The House of Representative on Saturday passed its version of the healthcare reform bill by a vote of 220-215, with 39 Democrats voting against the bill and one Republican, Representative Ahn “Joseph” Cao of Louisiana, voting for the bill.
While the House vote is an important milestone, what will be most important to shaping the final legislation is what the Senate is able to pass. This week Senate Majority Leader Harry Reid is expected to unveil the Senate’s version of the bill, which is likely to include less generous subsidiaries for uninsured middle-income Americans to purchase health insurance in the new insurance exchanges, similar to the previous version of the bill put forth by Max Baucus and passed by his Senate Finance Committee.
While the House version of the bill would be very unlikely to pass the Senate, the eventual Senate version of the bill would, in all likelihood, pass the House, particularly since a more fiscally-conservative version of the bill would appeal to the Blue Dog Coalition of Democrats in the House, many of whom voted against the House version of the bill this past Saturday.
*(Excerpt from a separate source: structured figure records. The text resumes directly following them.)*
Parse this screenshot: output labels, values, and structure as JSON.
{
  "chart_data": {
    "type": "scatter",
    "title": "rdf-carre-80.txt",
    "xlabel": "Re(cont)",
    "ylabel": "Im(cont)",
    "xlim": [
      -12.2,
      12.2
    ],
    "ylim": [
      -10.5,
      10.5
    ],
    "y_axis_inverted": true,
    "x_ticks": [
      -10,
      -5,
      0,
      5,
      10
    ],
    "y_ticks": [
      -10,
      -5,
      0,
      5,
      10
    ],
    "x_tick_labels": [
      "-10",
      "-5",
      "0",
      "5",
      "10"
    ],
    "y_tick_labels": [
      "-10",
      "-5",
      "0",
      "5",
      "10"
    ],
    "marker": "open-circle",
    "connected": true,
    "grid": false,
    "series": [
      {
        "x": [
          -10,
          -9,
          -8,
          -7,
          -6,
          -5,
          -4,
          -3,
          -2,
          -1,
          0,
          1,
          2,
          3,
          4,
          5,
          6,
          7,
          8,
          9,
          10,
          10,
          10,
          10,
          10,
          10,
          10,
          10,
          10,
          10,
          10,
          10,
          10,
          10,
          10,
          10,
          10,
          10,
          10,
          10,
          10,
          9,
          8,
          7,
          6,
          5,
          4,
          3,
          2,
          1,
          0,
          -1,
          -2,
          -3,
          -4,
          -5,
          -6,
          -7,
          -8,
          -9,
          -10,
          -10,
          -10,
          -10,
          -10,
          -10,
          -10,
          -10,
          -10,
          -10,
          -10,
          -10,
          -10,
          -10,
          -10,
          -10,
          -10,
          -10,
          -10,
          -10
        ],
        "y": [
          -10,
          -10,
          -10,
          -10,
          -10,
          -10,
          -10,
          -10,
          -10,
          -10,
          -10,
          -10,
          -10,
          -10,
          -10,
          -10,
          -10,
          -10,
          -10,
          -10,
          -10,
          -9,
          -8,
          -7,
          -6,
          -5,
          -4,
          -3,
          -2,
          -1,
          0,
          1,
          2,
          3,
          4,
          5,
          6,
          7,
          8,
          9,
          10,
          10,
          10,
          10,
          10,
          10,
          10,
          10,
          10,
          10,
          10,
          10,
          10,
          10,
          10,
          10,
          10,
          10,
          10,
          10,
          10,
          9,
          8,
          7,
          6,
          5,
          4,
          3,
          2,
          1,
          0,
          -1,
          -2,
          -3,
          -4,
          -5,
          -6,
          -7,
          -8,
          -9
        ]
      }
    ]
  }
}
We had been expecting Senate Majority Leader Harry Reid to unveil the full Senate’s version of the healthcare reform bill last week, but today there is word that it may not even be released this week. While the specific reasons for the delay have not been disclosed, we suspect he is having difficulty balancing the need to rein in the total cost of the bill against the need to keep health insurance premiums low enough to attract the participation of relatively healthy middle-income Americans who currently lack health insurance.
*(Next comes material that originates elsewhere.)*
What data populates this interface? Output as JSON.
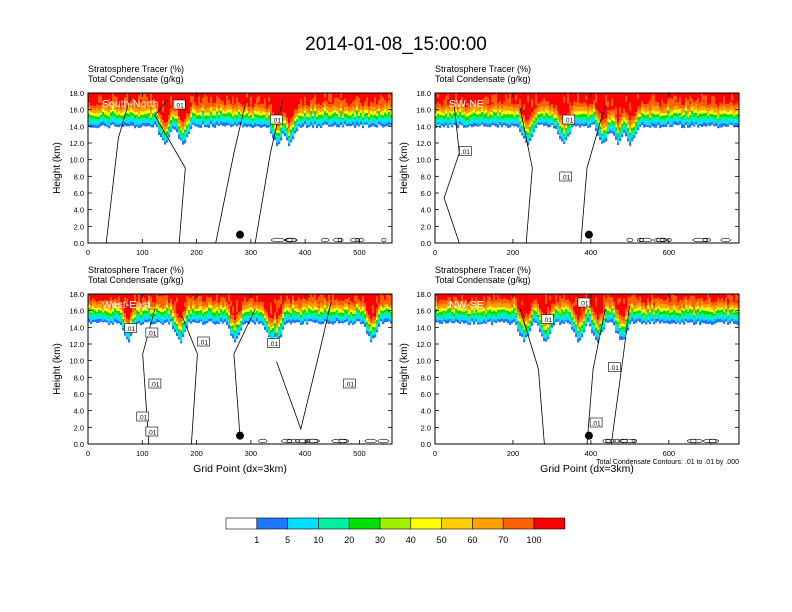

For example, one criticism of the Baucus bill was that it did not provide sufficiently generous subsidies for middle-income Americans to purchase health insurance, even though limiting the subsidies helped lower the overall cost of the bill. For single Americans with income of $40-50,000, for example, the annual cost of purchasing health insurance in the new exchanges to be established is estimated to be approximately $5,000. There is a concern that younger and healthier Americans in that income range who lack health insurance may decide not to purchase health insurance. In fact, because new regulations would prevent insurance plans from excluding pre-existing conditions, nothing would prevent these Americans from purchasing insurance after they realized that they were sick. Accordingly, they may feel that there is little incentive for them to purchase insurance.
While an individual mandate that imposed high penalties on individuals who did not purchase insurance might avoid this “free rider” problem, Democratic leaders in Congress are reluctant to impose high penalties on middle-income Americans who do not purchase health insurance, particularly if the health insurance policies are not perceived to be easily affordable. High penalties would be politically unpopular, as well. Low penalties, however, are not likely to provide a sufficient incentive to purchase insurance.
One possible result would be that relatively young and healthy Americans who currently lack health insurance would choose not to participate in the insurance exchange, so that the insurance pool would consist of relatively unhealthy Americans with higher healthcare costs, thereby driving up average premium costs. As average premium costs rise, even fewer healthier Americans would choose to participate
To avoid this outcome, Senator Reid will need to find the right mix of subsidies as well as penalties associated with the individual mandate, all while reining in the overall cost of the bill. That it is a difficult needle to thread.